村の補助金で立ち上げた、暮らしをサポートする村民どうしの助け合い事業に関わる中で、村への恩返しをしたいという思いから議員になった。住民の声の大切さを感じ、声を上げにくい住民の声を拾うために「ご意見箱」の設置を提案し、実現に至った事例などを紹介した。「村に住み続けたいと住民の満足度が上がっていくように努めたい」と意気込みを語った。
最後に、飯綱町議会の瀧野良枝議員が「政策サポーターから議員へ」と題し、発表した。
議会政策サポーター制度は、合併により町域が広くなった一方で、議員定数が減ったため、より幅広い住民の知恵も借りて政策づくりを協働で進めるために公募、推薦の住民が議論する制度。同議会の議会改革の歴史を語る上で特筆すべき取り組みだ。
瀧野議員は、3人の子育てをしながら議会政策サポーターを経て、町議会議員になった。サポーター制度を通して、それまでの地区で通例となっていた意思決定の仕方や見えていなかった課題が浮き彫りとなり、「町政を自分ごととして考えるきっかけになった」と話す。
子育てをしながら町議会議員になったことで「ロールモデルになれているのではないか」と実感を込めた。また、田舎特有の選挙運動のシステムについても言及。「ファーストムーバーとして、ハードルが下がり、自分も議会で活動してみたいと思ってもらえたら嬉しい」と議会の将来を見据えた。
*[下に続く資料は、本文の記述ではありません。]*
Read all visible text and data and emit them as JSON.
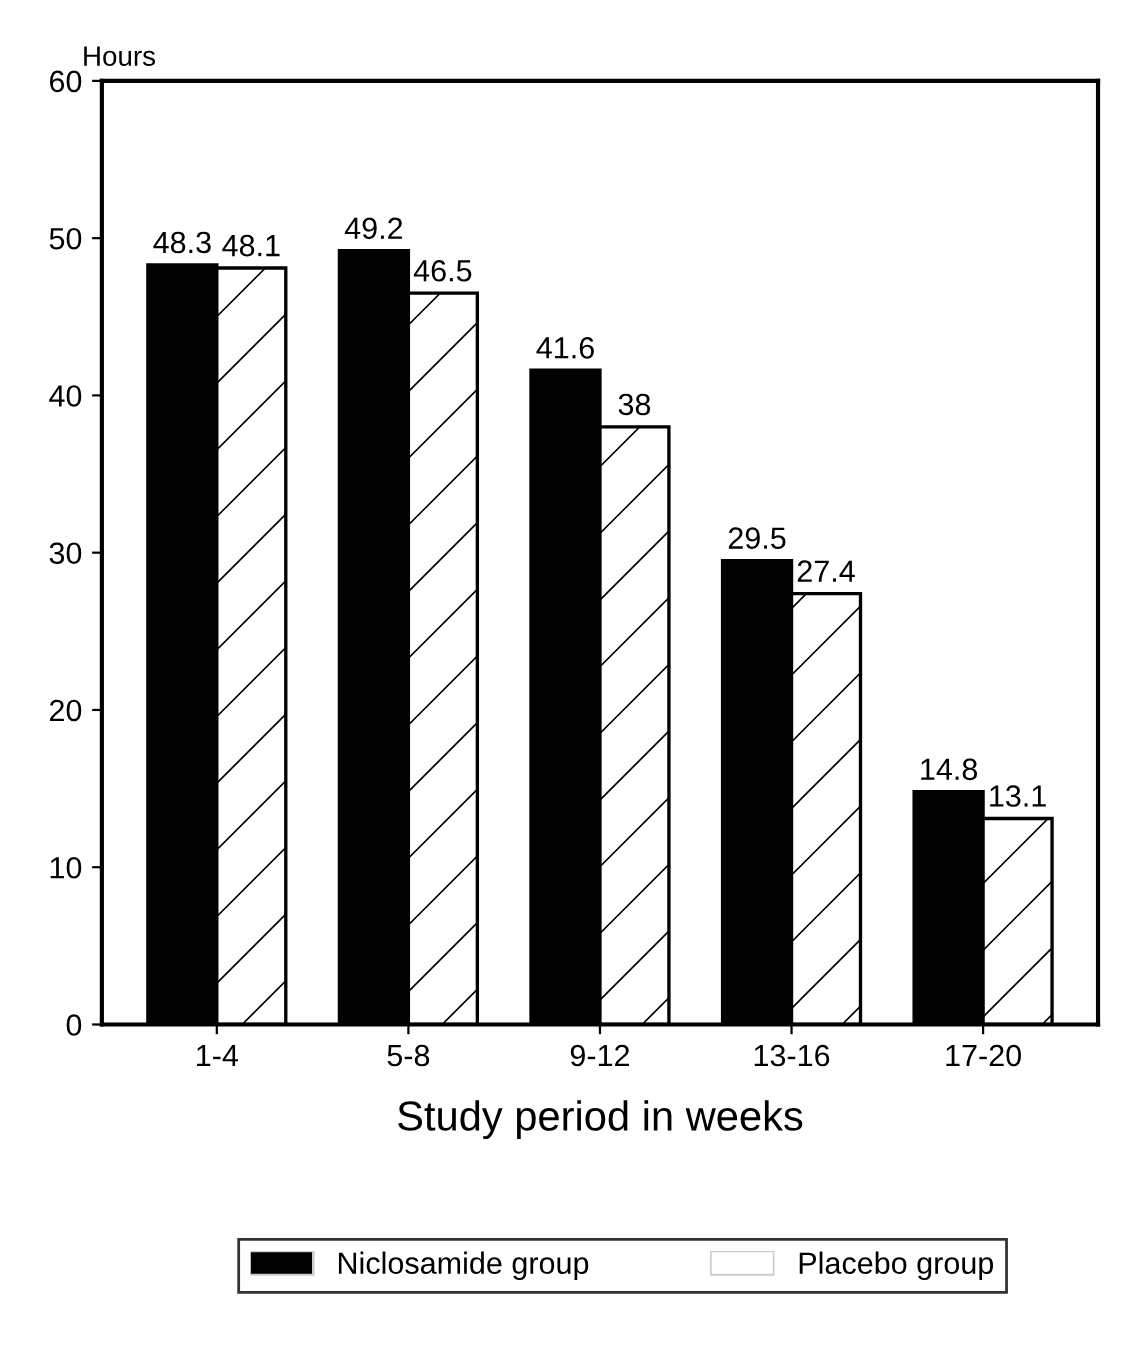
{
  "chart_data": {
    "type": "bar",
    "ylabel": "Hours",
    "xlabel": "Study period in weeks",
    "categories": [
      "1-4",
      "5-8",
      "9-12",
      "13-16",
      "17-20"
    ],
    "series": [
      {
        "name": "Niclosamide group",
        "color": "#000000",
        "values": [
          48.3,
          49.2,
          41.6,
          29.5,
          14.8
        ]
      },
      {
        "name": "Placebo group",
        "color": "#ffffff",
        "values": [
          48.1,
          46.5,
          38,
          27.4,
          13.1
        ]
      }
    ],
    "ylim": [
      0,
      60
    ],
    "yticks": [
      0,
      10,
      20,
      30,
      40,
      50,
      60
    ],
    "data_labels": true,
    "grid": false,
    "legend": "bottom"
  }
}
事例発表のあとは、会場参加者を交えて討論。県内外から議員を中心に多くが集い、質問や議論が交わされた。案内人を務めた寺島さんは「議員は多様な価値観、政治信条を持っている。議員になったからといって自然に議論をする能力が身につくわけではない。その能力を獲得するためには、学び合いと自由討議が不可欠だ」と述べ、闊達な議論を締めくくった。
平日にもかかわらず県内外から参加者が集い、会場は熱気に包まれた。
会場には、元阿智村村長の岡庭一雄さん、元望月町(現佐久市)町長の吉川徹さんも参加。自身の経験を交えて、小規模自治体の希望についてコメントもした。これからの住民自治をどう進めていくか、その気持ちを高める交流会となった。